Sur la g\'eom\'etrie systolique des vari\'et\'es de Bieberbach

TL;DR

This paper investigates the optimal systolic ratio of 3-dimensional non-orientable Bieberbach manifolds, demonstrating that the maximum ratio cannot be achieved by flat metrics, thus advancing understanding of geometric inequalities in these manifolds.

Contribution

It establishes that the supremum of the systolic ratio for these manifolds is not attained by flat metrics, providing new insights into their geometric properties.

Findings

The supremum of the systolic ratio is not realized by flat metrics.

The study extends systolic geometry to non-orientable Bieberbach manifolds.
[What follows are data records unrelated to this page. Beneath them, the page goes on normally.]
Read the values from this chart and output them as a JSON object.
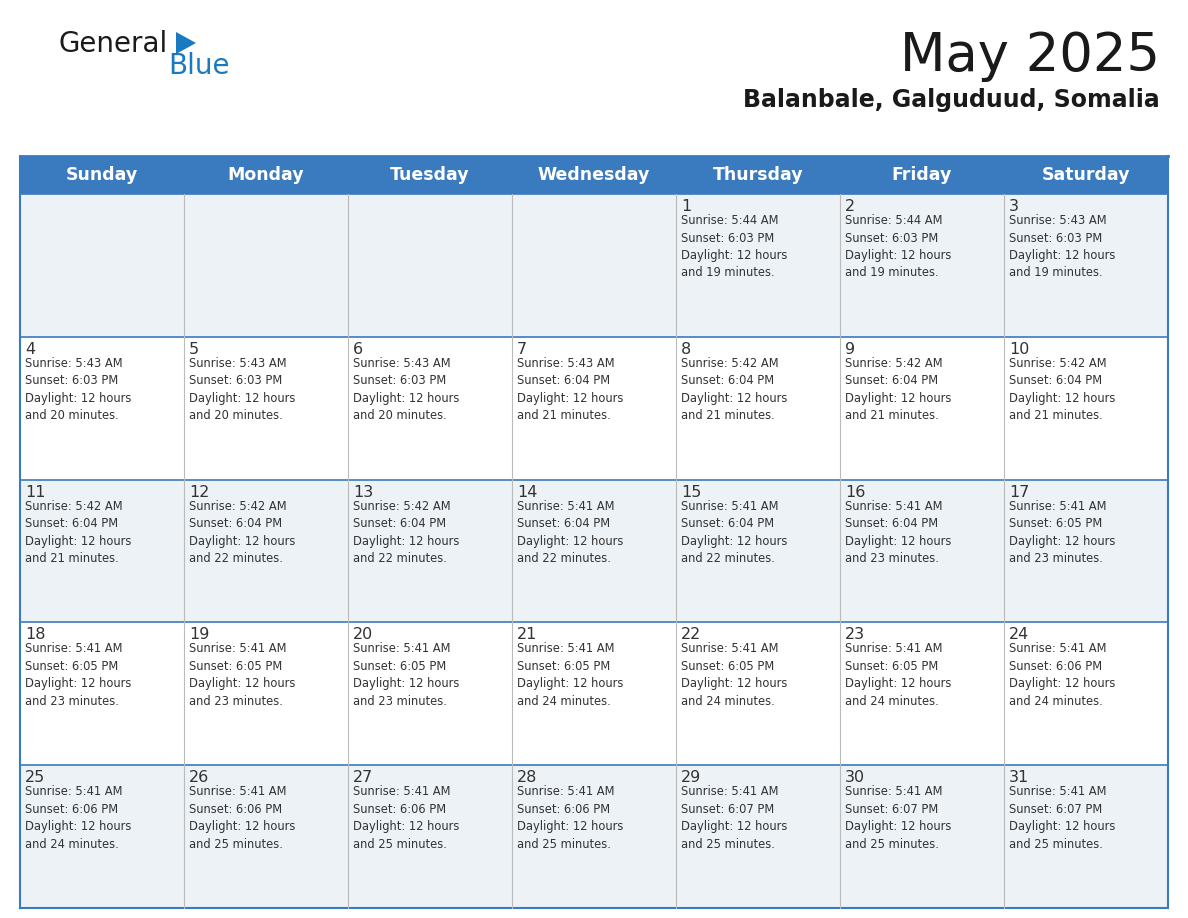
{
  "title": "May 2025",
  "subtitle": "Balanbale, Galguduud, Somalia",
  "days_of_week": [
    "Sunday",
    "Monday",
    "Tuesday",
    "Wednesday",
    "Thursday",
    "Friday",
    "Saturday"
  ],
  "header_bg": "#3a7abf",
  "header_text": "#ffffff",
  "row_bg_even": "#edf2f7",
  "row_bg_odd": "#ffffff",
  "border_color": "#3a7abf",
  "text_color": "#333333",
  "day_num_color": "#333333",
  "calendar_data": [
    [
      {
        "day": "",
        "info": ""
      },
      {
        "day": "",
        "info": ""
      },
      {
        "day": "",
        "info": ""
      },
      {
        "day": "",
        "info": ""
      },
      {
        "day": "1",
        "info": "Sunrise: 5:44 AM\nSunset: 6:03 PM\nDaylight: 12 hours\nand 19 minutes."
      },
      {
        "day": "2",
        "info": "Sunrise: 5:44 AM\nSunset: 6:03 PM\nDaylight: 12 hours\nand 19 minutes."
      },
      {
        "day": "3",
        "info": "Sunrise: 5:43 AM\nSunset: 6:03 PM\nDaylight: 12 hours\nand 19 minutes."
      }
    ],
    [
      {
        "day": "4",
        "info": "Sunrise: 5:43 AM\nSunset: 6:03 PM\nDaylight: 12 hours\nand 20 minutes."
      },
      {
        "day": "5",
        "info": "Sunrise: 5:43 AM\nSunset: 6:03 PM\nDaylight: 12 hours\nand 20 minutes."
      },
      {
        "day": "6",
        "info": "Sunrise: 5:43 AM\nSunset: 6:03 PM\nDaylight: 12 hours\nand 20 minutes."
      },
      {
        "day": "7",
        "info": "Sunrise: 5:43 AM\nSunset: 6:04 PM\nDaylight: 12 hours\nand 21 minutes."
      },
      {
        "day": "8",
        "info": "Sunrise: 5:42 AM\nSunset: 6:04 PM\nDaylight: 12 hours\nand 21 minutes."
      },
      {
        "day": "9",
        "info": "Sunrise: 5:42 AM\nSunset: 6:04 PM\nDaylight: 12 hours\nand 21 minutes."
      },
      {
        "day": "10",
        "info": "Sunrise: 5:42 AM\nSunset: 6:04 PM\nDaylight: 12 hours\nand 21 minutes."
      }
    ],
    [
      {
        "day": "11",
        "info": "Sunrise: 5:42 AM\nSunset: 6:04 PM\nDaylight: 12 hours\nand 21 minutes."
      },
      {
        "day": "12",
        "info": "Sunrise: 5:42 AM\nSunset: 6:04 PM\nDaylight: 12 hours\nand 22 minutes."
      },
      {
        "day": "13",
        "info": "Sunrise: 5:42 AM\nSunset: 6:04 PM\nDaylight: 12 hours\nand 22 minutes."
      },
      {
        "day": "14",
        "info": "Sunrise: 5:41 AM\nSunset: 6:04 PM\nDaylight: 12 hours\nand 22 minutes."
      },
      {
        "day": "15",
        "info": "Sunrise: 5:41 AM\nSunset: 6:04 PM\nDaylight: 12 hours\nand 22 minutes."
      },
      {
        "day": "16",
        "info": "Sunrise: 5:41 AM\nSunset: 6:04 PM\nDaylight: 12 hours\nand 23 minutes."
      },
      {
        "day": "17",
        "info": "Sunrise: 5:41 AM\nSunset: 6:05 PM\nDaylight: 12 hours\nand 23 minutes."
      }
    ],
    [
      {
        "day": "18",
        "info": "Sunrise: 5:41 AM\nSunset: 6:05 PM\nDaylight: 12 hours\nand 23 minutes."
      },
      {
        "day": "19",
        "info": "Sunrise: 5:41 AM\nSunset: 6:05 PM\nDaylight: 12 hours\nand 23 minutes."
      },
      {
        "day": "20",
        "info": "Sunrise: 5:41 AM\nSunset: 6:05 PM\nDaylight: 12 hours\nand 23 minutes."
      },
      {
        "day": "21",
        "info": "Sunrise: 5:41 AM\nSunset: 6:05 PM\nDaylight: 12 hours\nand 24 minutes."
      },
      {
        "day": "22",
        "info": "Sunrise: 5:41 AM\nSunset: 6:05 PM\nDaylight: 12 hours\nand 24 minutes."
      },
      {
        "day": "23",
        "info": "Sunrise: 5:41 AM\nSunset: 6:05 PM\nDaylight: 12 hours\nand 24 minutes."
      },
      {
        "day": "24",
        "info": "Sunrise: 5:41 AM\nSunset: 6:06 PM\nDaylight: 12 hours\nand 24 minutes."
      }
    ],
    [
      {
        "day": "25",
        "info": "Sunrise: 5:41 AM\nSunset: 6:06 PM\nDaylight: 12 hours\nand 24 minutes."
      },
      {
        "day": "26",
        "info": "Sunrise: 5:41 AM\nSunset: 6:06 PM\nDaylight: 12 hours\nand 25 minutes."
      },
      {
        "day": "27",
        "info": "Sunrise: 5:41 AM\nSunset: 6:06 PM\nDaylight: 12 hours\nand 25 minutes."
      },
      {
        "day": "28",
        "info": "Sunrise: 5:41 AM\nSunset: 6:06 PM\nDaylight: 12 hours\nand 25 minutes."
      },
      {
        "day": "29",
        "info": "Sunrise: 5:41 AM\nSunset: 6:07 PM\nDaylight: 12 hours\nand 25 minutes."
      },
      {
        "day": "30",
        "info": "Sunrise: 5:41 AM\nSunset: 6:07 PM\nDaylight: 12 hours\nand 25 minutes."
      },
      {
        "day": "31",
        "info": "Sunrise: 5:41 AM\nSunset: 6:07 PM\nDaylight: 12 hours\nand 25 minutes."
      }
    ]
  ],
  "logo_general_color": "#1a1a1a",
  "logo_blue_color": "#1a7abf",
  "logo_triangle_color": "#1a7abf",
  "fig_width": 11.88,
  "fig_height": 9.18,
  "dpi": 100
}
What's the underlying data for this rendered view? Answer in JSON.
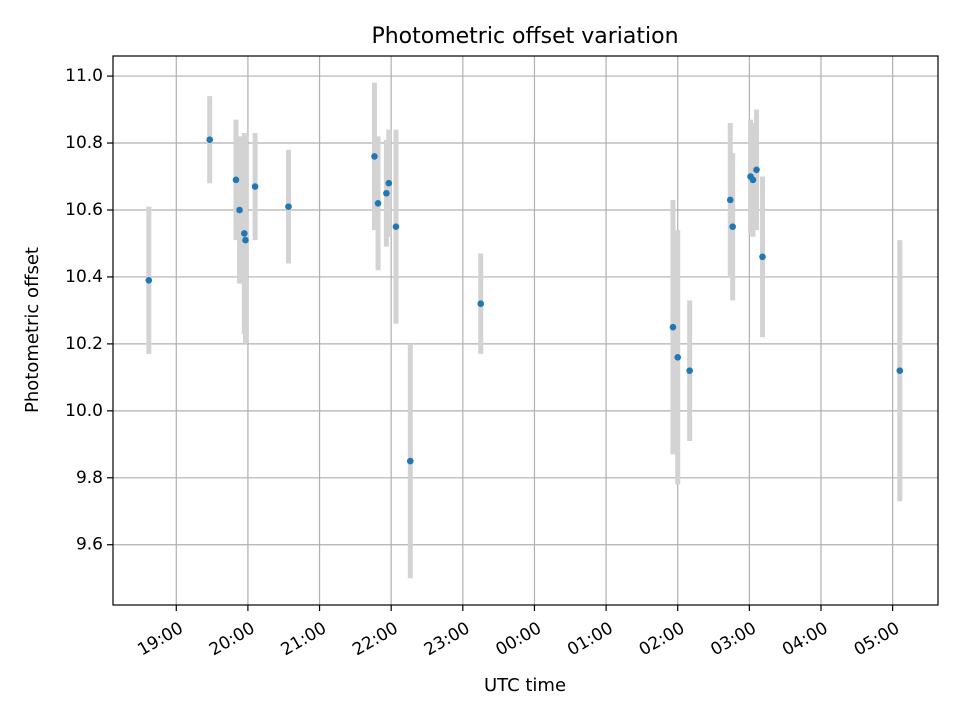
{
  "chart_data": {
    "type": "scatter",
    "title": "Photometric offset variation",
    "xlabel": "UTC time",
    "ylabel": "Photometric offset",
    "grid": true,
    "error_bars": true,
    "colors": {
      "points": "#1f77b4",
      "error_bars": "#d3d3d3",
      "grid": "#b0b0b0",
      "axes": "#000000"
    },
    "xlim": [
      "18:07",
      "05:38"
    ],
    "ylim": [
      9.42,
      11.06
    ],
    "x_ticks": [
      "19:00",
      "20:00",
      "21:00",
      "22:00",
      "23:00",
      "00:00",
      "01:00",
      "02:00",
      "03:00",
      "04:00",
      "05:00"
    ],
    "y_ticks": [
      "9.6",
      "9.8",
      "10.0",
      "10.2",
      "10.4",
      "10.6",
      "10.8",
      "11.0"
    ],
    "points": [
      {
        "x": "18:37",
        "y": 10.39,
        "err": 0.22
      },
      {
        "x": "19:28",
        "y": 10.81,
        "err": 0.13
      },
      {
        "x": "19:50",
        "y": 10.69,
        "err": 0.18
      },
      {
        "x": "19:53",
        "y": 10.6,
        "err": 0.22
      },
      {
        "x": "19:57",
        "y": 10.53,
        "err": 0.3
      },
      {
        "x": "19:58",
        "y": 10.51,
        "err": 0.31
      },
      {
        "x": "20:06",
        "y": 10.67,
        "err": 0.16
      },
      {
        "x": "20:34",
        "y": 10.61,
        "err": 0.17
      },
      {
        "x": "21:46",
        "y": 10.76,
        "err": 0.22
      },
      {
        "x": "21:49",
        "y": 10.62,
        "err": 0.2
      },
      {
        "x": "21:56",
        "y": 10.65,
        "err": 0.16
      },
      {
        "x": "21:58",
        "y": 10.68,
        "err": 0.16
      },
      {
        "x": "22:04",
        "y": 10.55,
        "err": 0.29
      },
      {
        "x": "22:16",
        "y": 9.85,
        "err": 0.35
      },
      {
        "x": "23:15",
        "y": 10.32,
        "err": 0.15
      },
      {
        "x": "01:56",
        "y": 10.25,
        "err": 0.38
      },
      {
        "x": "02:00",
        "y": 10.16,
        "err": 0.38
      },
      {
        "x": "02:10",
        "y": 10.12,
        "err": 0.21
      },
      {
        "x": "02:44",
        "y": 10.63,
        "err": 0.23
      },
      {
        "x": "02:46",
        "y": 10.55,
        "err": 0.22
      },
      {
        "x": "03:01",
        "y": 10.7,
        "err": 0.17
      },
      {
        "x": "03:03",
        "y": 10.69,
        "err": 0.17
      },
      {
        "x": "03:06",
        "y": 10.72,
        "err": 0.18
      },
      {
        "x": "03:11",
        "y": 10.46,
        "err": 0.24
      },
      {
        "x": "05:06",
        "y": 10.12,
        "err": 0.39
      }
    ]
  }
}
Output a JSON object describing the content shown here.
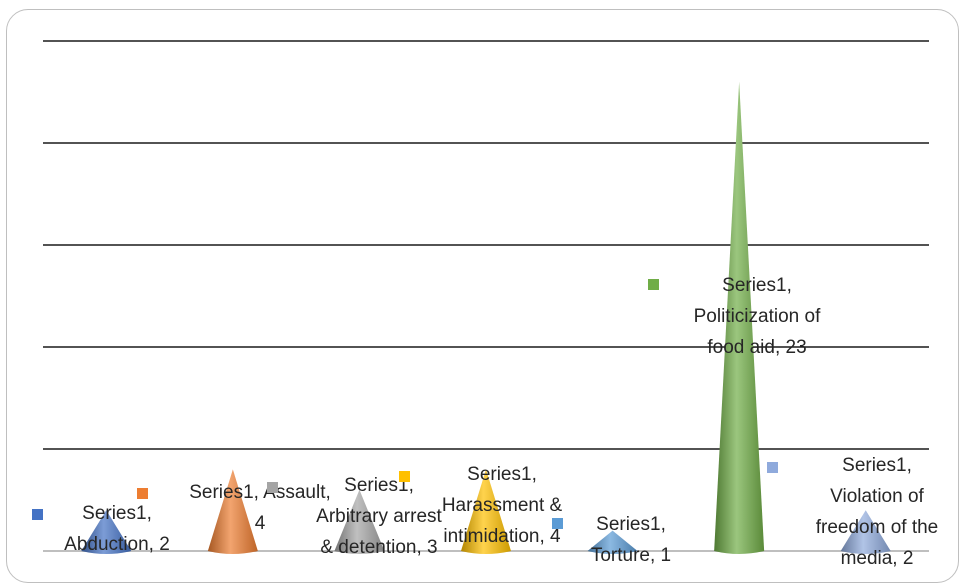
{
  "chart_data": {
    "type": "bar",
    "mark": "cone",
    "title": "",
    "xlabel": "",
    "ylabel": "",
    "ylim": [
      0,
      25
    ],
    "grid": true,
    "legend": "none",
    "categories": [
      "Abduction",
      "Assault",
      "Arbitrary arrest & detention",
      "Harassment & intimidation",
      "Torture",
      "Politicization of food aid",
      "Violation of freedom of the media"
    ],
    "series": [
      {
        "name": "Series1",
        "values": [
          2,
          4,
          3,
          4,
          1,
          23,
          2
        ],
        "colors": [
          "#4472C4",
          "#ED7D31",
          "#A5A5A5",
          "#FFC000",
          "#5B9BD5",
          "#70AD47",
          "#8FAADC"
        ]
      }
    ],
    "data_labels": [
      [
        "Series1,",
        "Abduction, 2"
      ],
      [
        "Series1, Assault,",
        "4"
      ],
      [
        "Series1,",
        "Arbitrary arrest",
        "& detention, 3"
      ],
      [
        "Series1,",
        "Harassment &",
        "intimidation, 4"
      ],
      [
        "Series1,",
        "Torture, 1"
      ],
      [
        "Series1,",
        "Politicization of",
        "food aid, 23"
      ],
      [
        "Series1,",
        "Violation of",
        "freedom of the",
        "media, 2"
      ]
    ]
  }
}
Provides bounds and properties of the systolic ratio in 3D non-orientable cases.

Abstract

The systole of a compact non simply connected Riemannian manifold is the smallest length of a non-contractible closed curve ; the systolic ratio is the quotient $(\mathrm{systole})^n/\mathrm{volume}$. Its supremum on the set of all the riemannian metrics, is known to be finite for a large class of manifolds, including the $K(\pi,1)$. We study the optimal systolic ratio of compact, 3-dimensional non orientable Bieberbach manifolds, and prove that it cannot be realized by a flat metric.